Stevenson has a history of this kind of stuff, as he got into it with Texans receiver Nico Collins in Week 2. Stevenson was lucky that the refs flagged Collins on that play, but he got his revenge one play later as he burned the Bears for a touchdown.

On the Hail Mary that ended the game, Stevenson wasn't even looking at the snap because he was taunting the Washington fans. He didn't turn and realize the play was even happening until the Commanders receivers had reached the 25-yard line, and then after scrambling to get in the play, he was the one that got a hand on the ball and tipped it to Noah Brown.

I watch as much football as I can, and I can't remember a player having a worse sequence than this all year. You'd have to go back a long time to find something as embarrassing and selfish as this. I'm talking Desean Jackson dropping the ball short of the goal line, Myles Garrett swinging a helmet at Mason Rudolph, Kyle Turley ripping off his opponent's helmet and tossing it 30 yards type of stuff.

Stevenson issued an apology on X after the game, saying, "To Chicago and teammates my apologies for lack of awareness and focus …. The game ain’t over until zeros hit the clock. Can’t take anything for granted. Notes taken, improvement will happen. #Beardown"

I appreciate Stevenson owning his mistake afterward, but when you cost the team the game with your unprofessionalism, there has to be more than a postgame apology. Eberflus should sit him for next week's game against the Cardinals, Kyler Murray and Marvin Harrison Jr. be damned. Winning teams don't allow this kind of stuff.

Bears overreaction 3: The playoffs may not be happening this year

There's a lot of season left, and a lot of time to turn this thing around. But man, it is not going to be easy with this schedule. The Bears desperately needed to stack wins in the early going, and while 4-3 is good compared to where they've been the last two seasons, 5-2 with the tiebreaker over the Commanders is a whole lot better.

It's going to take at least 10 wins to make the playoffs in the NFC, and quite possibly 11. That means the Bears may need to finish the year 7-3 while facing the Packers, Vikings and Lions twice, while also dealing with the Cardinals, Niners and Seahawks. That's a tall order for any team.

Beating the Commanders would have pulled the Bears even with the suddenly reeling Vikings, and a half-game ahead of Washington. Instead, they're now two full games behind the Lions for the division lead. Only the Saints, Giants and Panthers are more than a game behind the Bears in the ultra-competitive NFC.

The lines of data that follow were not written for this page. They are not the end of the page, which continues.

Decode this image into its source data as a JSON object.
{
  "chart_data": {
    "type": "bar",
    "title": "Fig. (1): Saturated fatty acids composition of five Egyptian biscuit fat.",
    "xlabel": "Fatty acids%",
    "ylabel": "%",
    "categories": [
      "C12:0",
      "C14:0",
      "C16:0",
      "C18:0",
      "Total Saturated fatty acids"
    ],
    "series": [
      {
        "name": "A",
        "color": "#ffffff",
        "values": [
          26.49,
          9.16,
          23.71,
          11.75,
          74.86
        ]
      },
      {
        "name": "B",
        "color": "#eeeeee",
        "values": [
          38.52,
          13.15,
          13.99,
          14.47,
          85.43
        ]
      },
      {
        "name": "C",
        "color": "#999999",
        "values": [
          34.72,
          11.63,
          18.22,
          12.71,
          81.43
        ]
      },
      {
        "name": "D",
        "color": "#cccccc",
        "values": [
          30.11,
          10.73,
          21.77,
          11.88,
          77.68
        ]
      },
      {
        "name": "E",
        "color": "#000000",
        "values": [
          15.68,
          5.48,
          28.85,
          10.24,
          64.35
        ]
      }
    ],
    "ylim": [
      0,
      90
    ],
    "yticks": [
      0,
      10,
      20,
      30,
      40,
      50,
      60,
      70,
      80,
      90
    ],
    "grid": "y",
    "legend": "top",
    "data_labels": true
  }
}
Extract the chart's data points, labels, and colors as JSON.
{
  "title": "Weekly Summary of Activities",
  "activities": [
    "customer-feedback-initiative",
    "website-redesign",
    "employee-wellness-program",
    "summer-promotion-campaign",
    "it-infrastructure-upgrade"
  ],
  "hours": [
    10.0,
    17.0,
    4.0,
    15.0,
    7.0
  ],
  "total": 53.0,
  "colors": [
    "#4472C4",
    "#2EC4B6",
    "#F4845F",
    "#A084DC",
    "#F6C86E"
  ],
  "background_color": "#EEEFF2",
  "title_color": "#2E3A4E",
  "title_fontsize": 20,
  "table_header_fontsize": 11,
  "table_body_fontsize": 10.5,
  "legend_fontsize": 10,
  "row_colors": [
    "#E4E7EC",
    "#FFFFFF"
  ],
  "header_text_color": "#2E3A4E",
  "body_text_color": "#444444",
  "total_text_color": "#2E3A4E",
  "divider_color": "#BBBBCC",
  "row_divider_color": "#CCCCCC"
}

The Bears schedule had them facing the Commanders, Cardinals and Patriots before reaching the back-loaded division gauntlet that begins when they host the Packers in Week 11. To have any chance at all of reaching the postseason, they had to win at least two out of three of those games to get to 6-4. Next week's game in Arizona now becomes a must-win, but with an 0-3 road record on the season and a 3-17 road record under Eberflus, success in the desert is far from guaranteed.

Every season has its defining moments, and the Bears just had one. There's a good chance we look back in January and point to the final play against the Commanders as the inflection point when a good season went south.